Tenofovir-based preexposure prophylaxis for HIV infection among African women

Abstract

Background: Reproductive-age women need effective interventions to prevent the acquisition of human immunodeficiency virus type 1 (HIV-1) infection.

Methods: We conducted a randomized, placebo-controlled trial to assess daily treatment with oral tenofovir disoproxil fumarate (TDF), oral tenofovir-emtricitabine (TDF-FTC), or 1% tenofovir (TFV) vaginal gel as preexposure prophylaxis against HIV-1 infection in women in South Africa, Uganda, and Zimbabwe. HIV-1 testing was performed monthly, and plasma TFV levels were assessed quarterly.

Results: Of 12,320 women who were screened, 5029 were enrolled in the study. The rate of retention in the study was 91% during 5509 person-years of follow-up. A total of 312 HIV-1 infections occurred; the incidence of HIV-1 infection was 5.7 per 100 person-years. In the modified intention-to-treat analysis, the effectiveness was -49.0% with TDF (hazard ratio for infection, 1.49; 95% confidence interval [CI], 0.97 to 2.29), -4.4% with TDF-FTC (hazard ratio, 1.04; 95% CI, 0.73 to 1.49), and 14.5% with TFV gel (hazard ratio, 0.85; 95% CI, 0.61 to 1.21). In a random sample, TFV was detected in 30%, 29%, and 25% of available plasma samples from participants randomly assigned to receive TDF, TDF-FTC, and TFV gel, respectively. Independent predictors of TFV detection included being married, being older than 25 years of age, and being multiparous. Detection of TFV in plasma was negatively associated with characteristics predictive of HIV-1 acquisition. Elevations of serum creatinine levels were seen more frequently among participants randomly assigned to receive oral TDF-FTC than among those assigned to receive oral placebo (1.3% vs. 0.2%, P=0.004). We observed no significant differences in the frequencies of other adverse events.
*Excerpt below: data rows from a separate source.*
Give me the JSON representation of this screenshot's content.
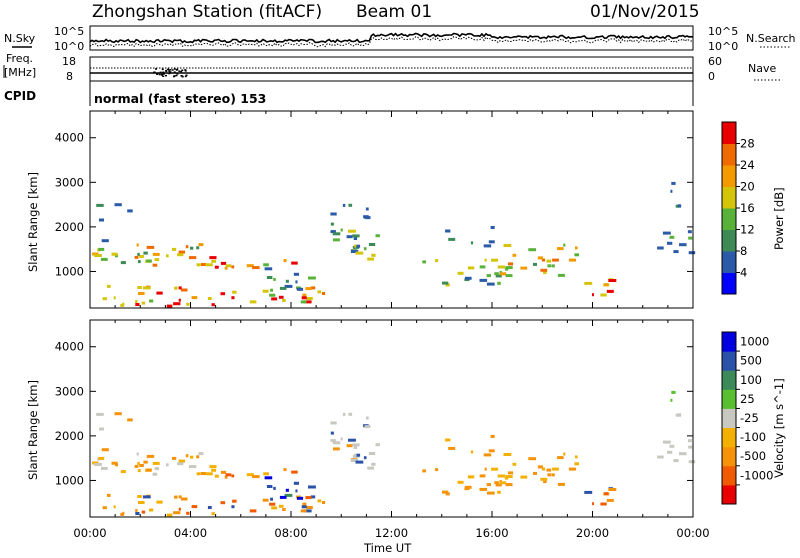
{
  "header": {
    "station_title": "Zhongshan Station (fitACF)",
    "beam": "Beam 01",
    "date": "01/Nov/2015"
  },
  "top_panels": {
    "nsky_label": "N.Sky",
    "nsearch_label": "N.Search",
    "noise_tick_top": "10^5",
    "noise_tick_bottom": "10^0",
    "freq_label_line1": "Freq.",
    "freq_label_line2": "[MHz]",
    "freq_tick_top": "18",
    "freq_tick_bottom": "8",
    "nave_label": "Nave",
    "nave_tick_top": "60",
    "nave_tick_bottom": "0",
    "cpid_label": "CPID",
    "cpid_text": "normal (fast stereo) 153"
  },
  "colors": {
    "power": [
      "#0000ff",
      "#2a5aa8",
      "#3e8a57",
      "#58b23a",
      "#d4c40a",
      "#f29a00",
      "#ef6a00",
      "#e80000"
    ],
    "velocity": [
      "#e80000",
      "#f05a00",
      "#f5920a",
      "#f4b000",
      "#c8c8c0",
      "#58c030",
      "#3c8a5a",
      "#2a52a8",
      "#0000e0"
    ]
  },
  "chart_data": [
    {
      "type": "heatmap",
      "title": "Power",
      "ylabel": "Slant Range [km]",
      "xlabel": "Time UT",
      "x_ticks": [
        "00:00",
        "04:00",
        "08:00",
        "12:00",
        "16:00",
        "20:00",
        "00:00"
      ],
      "y_ticks": [
        "1000",
        "2000",
        "3000",
        "4000"
      ],
      "ylim": [
        180,
        4600
      ],
      "xlim_hours": [
        0,
        24
      ],
      "colorbar_label": "Power [dB]",
      "colorbar_ticks": [
        "4",
        "8",
        "12",
        "16",
        "20",
        "24",
        "28"
      ],
      "colorbar_range": [
        0,
        32
      ]
    },
    {
      "type": "heatmap",
      "title": "Velocity",
      "ylabel": "Slant Range [km]",
      "xlabel": "Time UT",
      "x_ticks": [
        "00:00",
        "04:00",
        "08:00",
        "12:00",
        "16:00",
        "20:00",
        "00:00"
      ],
      "y_ticks": [
        "1000",
        "2000",
        "3000",
        "4000"
      ],
      "ylim": [
        180,
        4600
      ],
      "xlim_hours": [
        0,
        24
      ],
      "colorbar_label": "Velocity [m s^-1]",
      "colorbar_ticks": [
        "1000",
        "500",
        "100",
        "25",
        "-25",
        "-100",
        "-500",
        "-1000"
      ]
    }
  ],
  "footer": {
    "time_label": "Time UT"
  }
}
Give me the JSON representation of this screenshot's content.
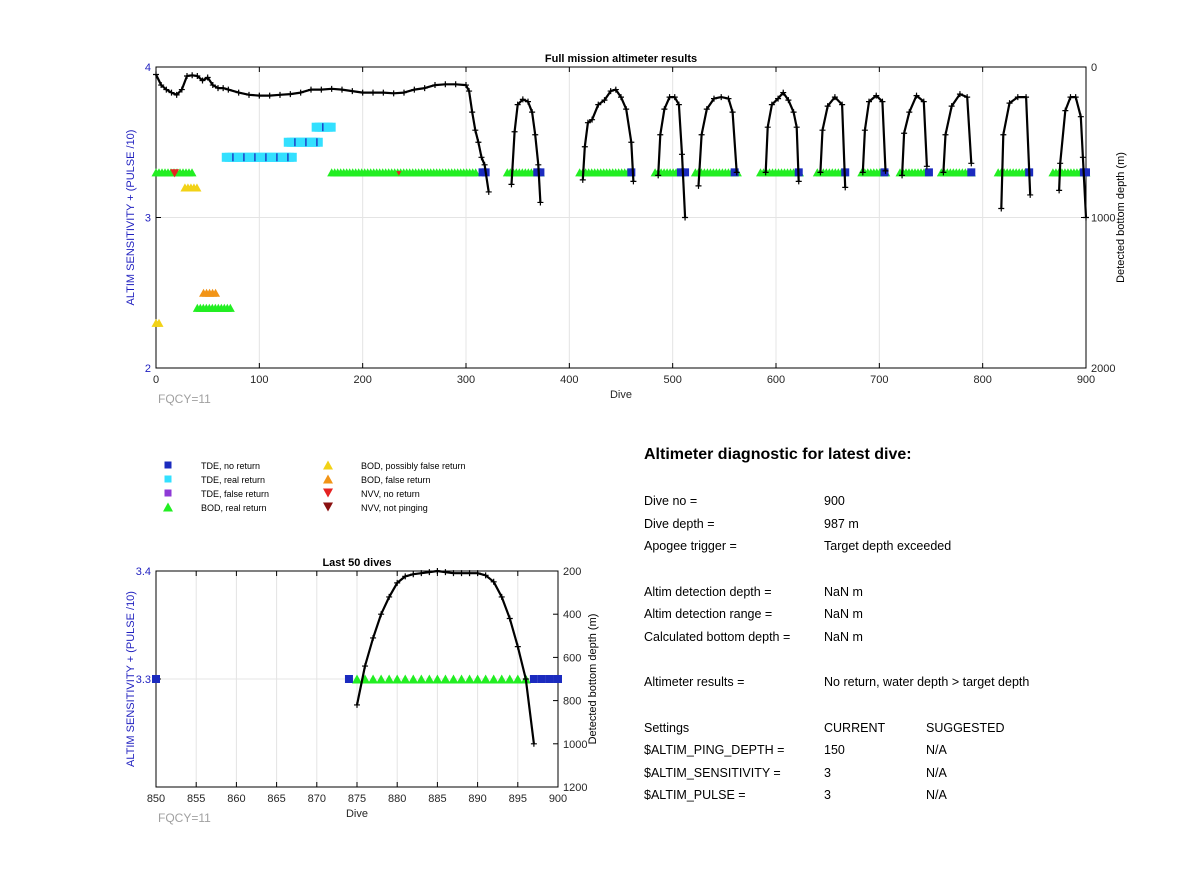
{
  "chart_data": [
    {
      "type": "scatter",
      "title": "Full mission altimeter results",
      "xlabel": "Dive",
      "ylabel_left": "ALTIM SENSITIVITY + (PULSE /10)",
      "ylabel_right": "Detected bottom depth (m)",
      "xlim": [
        0,
        900
      ],
      "ylim_left": [
        2,
        4
      ],
      "ylim_right": [
        0,
        2000
      ],
      "right_axis_reversed": true,
      "xticks": [
        "0",
        "100",
        "200",
        "300",
        "400",
        "500",
        "600",
        "700",
        "800",
        "900"
      ],
      "yticks_left": [
        "2",
        "3",
        "4"
      ],
      "yticks_right": [
        "0",
        "1000",
        "2000"
      ],
      "grid": true,
      "footnote": "FQCY=11",
      "settings_segments": [
        {
          "x_start": 0,
          "x_end": 36,
          "y": 3.3,
          "marker": "BOD, real return"
        },
        {
          "x_start": 170,
          "x_end": 312,
          "y": 3.3,
          "marker": "BOD, real return"
        },
        {
          "x_start": 340,
          "x_end": 372,
          "y": 3.3,
          "marker": "BOD, real return"
        },
        {
          "x_start": 410,
          "x_end": 462,
          "y": 3.3,
          "marker": "BOD, real return"
        },
        {
          "x_start": 483,
          "x_end": 510,
          "y": 3.3,
          "marker": "BOD, real return"
        },
        {
          "x_start": 522,
          "x_end": 565,
          "y": 3.3,
          "marker": "BOD, real return"
        },
        {
          "x_start": 585,
          "x_end": 625,
          "y": 3.3,
          "marker": "BOD, real return"
        },
        {
          "x_start": 640,
          "x_end": 668,
          "y": 3.3,
          "marker": "BOD, real return"
        },
        {
          "x_start": 683,
          "x_end": 708,
          "y": 3.3,
          "marker": "BOD, real return"
        },
        {
          "x_start": 720,
          "x_end": 748,
          "y": 3.3,
          "marker": "BOD, real return"
        },
        {
          "x_start": 760,
          "x_end": 790,
          "y": 3.3,
          "marker": "BOD, real return"
        },
        {
          "x_start": 815,
          "x_end": 845,
          "y": 3.3,
          "marker": "BOD, real return"
        },
        {
          "x_start": 868,
          "x_end": 900,
          "y": 3.3,
          "marker": "BOD, real return"
        },
        {
          "x_start": 68,
          "x_end": 132,
          "y": 3.4,
          "marker": "TDE, real return"
        },
        {
          "x_start": 128,
          "x_end": 158,
          "y": 3.5,
          "marker": "TDE, real return"
        },
        {
          "x_start": 155,
          "x_end": 170,
          "y": 3.6,
          "marker": "TDE, real return"
        },
        {
          "x_start": 28,
          "x_end": 42,
          "y": 3.2,
          "marker": "BOD, possibly false return"
        },
        {
          "x_start": 40,
          "x_end": 72,
          "y": 2.4,
          "marker": "BOD, real return"
        },
        {
          "x_start": 46,
          "x_end": 60,
          "y": 2.5,
          "marker": "BOD, false return"
        },
        {
          "x_start": 0,
          "x_end": 3,
          "y": 2.3,
          "marker": "BOD, possibly false return"
        }
      ],
      "bottom_depth_series": [
        {
          "segment": "dives 0-320",
          "x": [
            0,
            5,
            10,
            15,
            20,
            25,
            30,
            35,
            40,
            45,
            50,
            55,
            60,
            65,
            70,
            80,
            90,
            100,
            110,
            120,
            130,
            140,
            150,
            160,
            170,
            180,
            190,
            200,
            210,
            220,
            230,
            240,
            250,
            260,
            270,
            280,
            290,
            300,
            303,
            306,
            309,
            312,
            315,
            318,
            322
          ],
          "y": [
            50,
            120,
            150,
            170,
            185,
            150,
            60,
            55,
            60,
            90,
            70,
            120,
            140,
            140,
            150,
            170,
            185,
            190,
            190,
            185,
            180,
            170,
            150,
            150,
            145,
            150,
            160,
            170,
            170,
            170,
            175,
            170,
            150,
            140,
            120,
            115,
            115,
            120,
            160,
            300,
            420,
            500,
            600,
            650,
            830
          ]
        },
        {
          "segment": "dive ~350-372",
          "x": [
            344,
            347,
            350,
            355,
            360,
            364,
            367,
            370,
            372
          ],
          "y": [
            780,
            430,
            250,
            215,
            230,
            300,
            450,
            650,
            900
          ]
        },
        {
          "segment": "dive ~410-462",
          "x": [
            413,
            415,
            418,
            422,
            428,
            434,
            440,
            445,
            450,
            455,
            460,
            462
          ],
          "y": [
            750,
            530,
            370,
            350,
            250,
            220,
            160,
            150,
            200,
            280,
            500,
            760
          ]
        },
        {
          "segment": "dive ~485-510",
          "x": [
            486,
            488,
            492,
            497,
            502,
            506,
            509,
            512
          ],
          "y": [
            720,
            450,
            280,
            200,
            200,
            250,
            580,
            1000
          ]
        },
        {
          "segment": "dive ~522-565",
          "x": [
            525,
            528,
            533,
            540,
            547,
            554,
            558,
            562
          ],
          "y": [
            790,
            450,
            280,
            210,
            200,
            210,
            300,
            700
          ]
        },
        {
          "segment": "dive ~588-625",
          "x": [
            590,
            592,
            596,
            602,
            607,
            612,
            617,
            620,
            622
          ],
          "y": [
            700,
            400,
            250,
            210,
            170,
            220,
            300,
            400,
            760
          ]
        },
        {
          "segment": "dive ~640-668",
          "x": [
            643,
            645,
            650,
            657,
            664,
            667
          ],
          "y": [
            700,
            420,
            260,
            200,
            250,
            800
          ]
        },
        {
          "segment": "dive ~683-708",
          "x": [
            684,
            686,
            690,
            697,
            703,
            706
          ],
          "y": [
            700,
            420,
            230,
            190,
            230,
            690
          ]
        },
        {
          "segment": "dive ~720-748",
          "x": [
            722,
            724,
            729,
            736,
            743,
            746
          ],
          "y": [
            720,
            440,
            300,
            190,
            230,
            660
          ]
        },
        {
          "segment": "dive ~760-790",
          "x": [
            762,
            764,
            770,
            778,
            785,
            789
          ],
          "y": [
            700,
            450,
            260,
            180,
            200,
            640
          ]
        },
        {
          "segment": "dive ~815-845",
          "x": [
            818,
            820,
            826,
            834,
            842,
            846
          ],
          "y": [
            940,
            450,
            240,
            200,
            200,
            850
          ]
        },
        {
          "segment": "dive ~872-900",
          "x": [
            874,
            875,
            880,
            885,
            890,
            895,
            897,
            900
          ],
          "y": [
            820,
            640,
            290,
            200,
            200,
            330,
            600,
            1000
          ]
        }
      ],
      "no_return_points_x": [
        316,
        319,
        369,
        372,
        460,
        508,
        512,
        560,
        622,
        667,
        705,
        748,
        789,
        845,
        898,
        900
      ]
    },
    {
      "type": "scatter",
      "title": "Last 50 dives",
      "xlabel": "Dive",
      "ylabel_left": "ALTIM SENSITIVITY + (PULSE /10)",
      "ylabel_right": "Detected bottom depth (m)",
      "xlim": [
        850,
        900
      ],
      "ylim_left": [
        3.2,
        3.4
      ],
      "ylim_right": [
        200,
        1200
      ],
      "right_axis_reversed": true,
      "xticks": [
        "850",
        "855",
        "860",
        "865",
        "870",
        "875",
        "880",
        "885",
        "890",
        "895",
        "900"
      ],
      "yticks_left": [
        "3.3",
        "3.4"
      ],
      "yticks_right": [
        "200",
        "400",
        "600",
        "800",
        "1000",
        "1200"
      ],
      "grid": true,
      "footnote": "FQCY=11",
      "tde_no_return_x": [
        850,
        874,
        897,
        898,
        899,
        900
      ],
      "bod_real_return_x": [
        875,
        876,
        877,
        878,
        879,
        880,
        881,
        882,
        883,
        884,
        885,
        886,
        887,
        888,
        889,
        890,
        891,
        892,
        893,
        894,
        895,
        896
      ],
      "settings_y": 3.3,
      "bottom_depth": {
        "x": [
          875,
          876,
          877,
          878,
          879,
          880,
          881,
          882,
          883,
          884,
          885,
          886,
          887,
          888,
          889,
          890,
          891,
          892,
          893,
          894,
          895,
          896,
          897
        ],
        "y": [
          820,
          640,
          510,
          400,
          320,
          255,
          225,
          215,
          210,
          205,
          200,
          205,
          210,
          210,
          210,
          210,
          220,
          250,
          320,
          420,
          550,
          700,
          1000
        ]
      }
    }
  ],
  "legend": {
    "items": [
      {
        "label": "TDE, no return",
        "marker": "square",
        "color": "#1b2bbf"
      },
      {
        "label": "TDE, real return",
        "marker": "square",
        "color": "#33e0ff"
      },
      {
        "label": "TDE, false return",
        "marker": "square",
        "color": "#8e3ad6"
      },
      {
        "label": "BOD, real return",
        "marker": "triangle-up",
        "color": "#22ee22"
      },
      {
        "label": "BOD, possibly false return",
        "marker": "triangle-up",
        "color": "#f2d216"
      },
      {
        "label": "BOD, false return",
        "marker": "triangle-up",
        "color": "#f29416"
      },
      {
        "label": "NVV, no return",
        "marker": "triangle-down",
        "color": "#e52222"
      },
      {
        "label": "NVV, not pinging",
        "marker": "triangle-down",
        "color": "#8a1010"
      }
    ]
  },
  "diagnostic": {
    "title": "Altimeter diagnostic for latest dive:",
    "dive_no_label": "Dive no =",
    "dive_no": "900",
    "dive_depth_label": "Dive depth =",
    "dive_depth": "987 m",
    "apogee_label": "Apogee trigger =",
    "apogee": "Target depth exceeded",
    "altim_depth_label": "Altim detection depth =",
    "altim_depth": "NaN m",
    "altim_range_label": "Altim detection range =",
    "altim_range": "NaN m",
    "calc_bottom_label": "Calculated bottom depth =",
    "calc_bottom": "NaN m",
    "results_label": "Altimeter results =",
    "results": "No return, water depth > target depth",
    "settings_header": "Settings",
    "current_header": "CURRENT",
    "suggested_header": "SUGGESTED",
    "ping_depth_label": "$ALTIM_PING_DEPTH =",
    "ping_depth_current": "150",
    "ping_depth_suggested": "N/A",
    "sensitivity_label": "$ALTIM_SENSITIVITY =",
    "sensitivity_current": "3",
    "sensitivity_suggested": "N/A",
    "pulse_label": "$ALTIM_PULSE =",
    "pulse_current": "3",
    "pulse_suggested": "N/A"
  },
  "colors": {
    "axis_blue": "#1f1fbf",
    "grid": "#e4e4e4",
    "footnote_gray": "#a0a0a0",
    "depth_line": "#000000"
  }
}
Conclusions: None of the drug regimens we evaluated reduced the rates of HIV-1 acquisition in an intention-to-treat analysis. Adherence to study drugs was low. (Funded by the National Institutes of Health; VOICE ClinicalTrials.gov number, NCT00705679.).

Figure 1. Study Cohort

The most common reason for exclusion from participation was prevalent HIV infection (33% of excluded participants). Failure to complete screening and enrollment within the 56-day window resulted in the exclusion of 21% of potential participants. Collectively, abnormal laboratory results accounted for 16% (range, 5 to 23) of all exclusions; the most common results were positivity for the hepatitis B surface antigen (3.4%), anemia (2.9%), abnormal (grade 2 or higher) Papanicolaou smear (2.7%), and a urine-dipstick result of 2+ or higher for protein (2.5%). Conditions related to reproductive outcomes resulted in the exclusion of 9% of the women: 5.9% were pregnant at the time of screening, with the remainder reporting current breast-feeding or the intention to become pregnant in the next 2 years. A total of 22 participants who were found to have HIV-1 RNA, as assessed by means of a polymerase-chain-reaction assay, at the time of enrollment were classified as having acute HIV-1 infection and were excluded from the analysis. FTC denotes emtricitabine, TDF tenofovir disoproxil fumarate, and TFV tenofovir.

Figure 2. Cumulative Probability of HIV-1 Infection, According to Study Group

The numbers shown below the graph are the numbers of participants who were at risk at the start of each quarterly interval. The inset shows the same data on an enlarged y axis.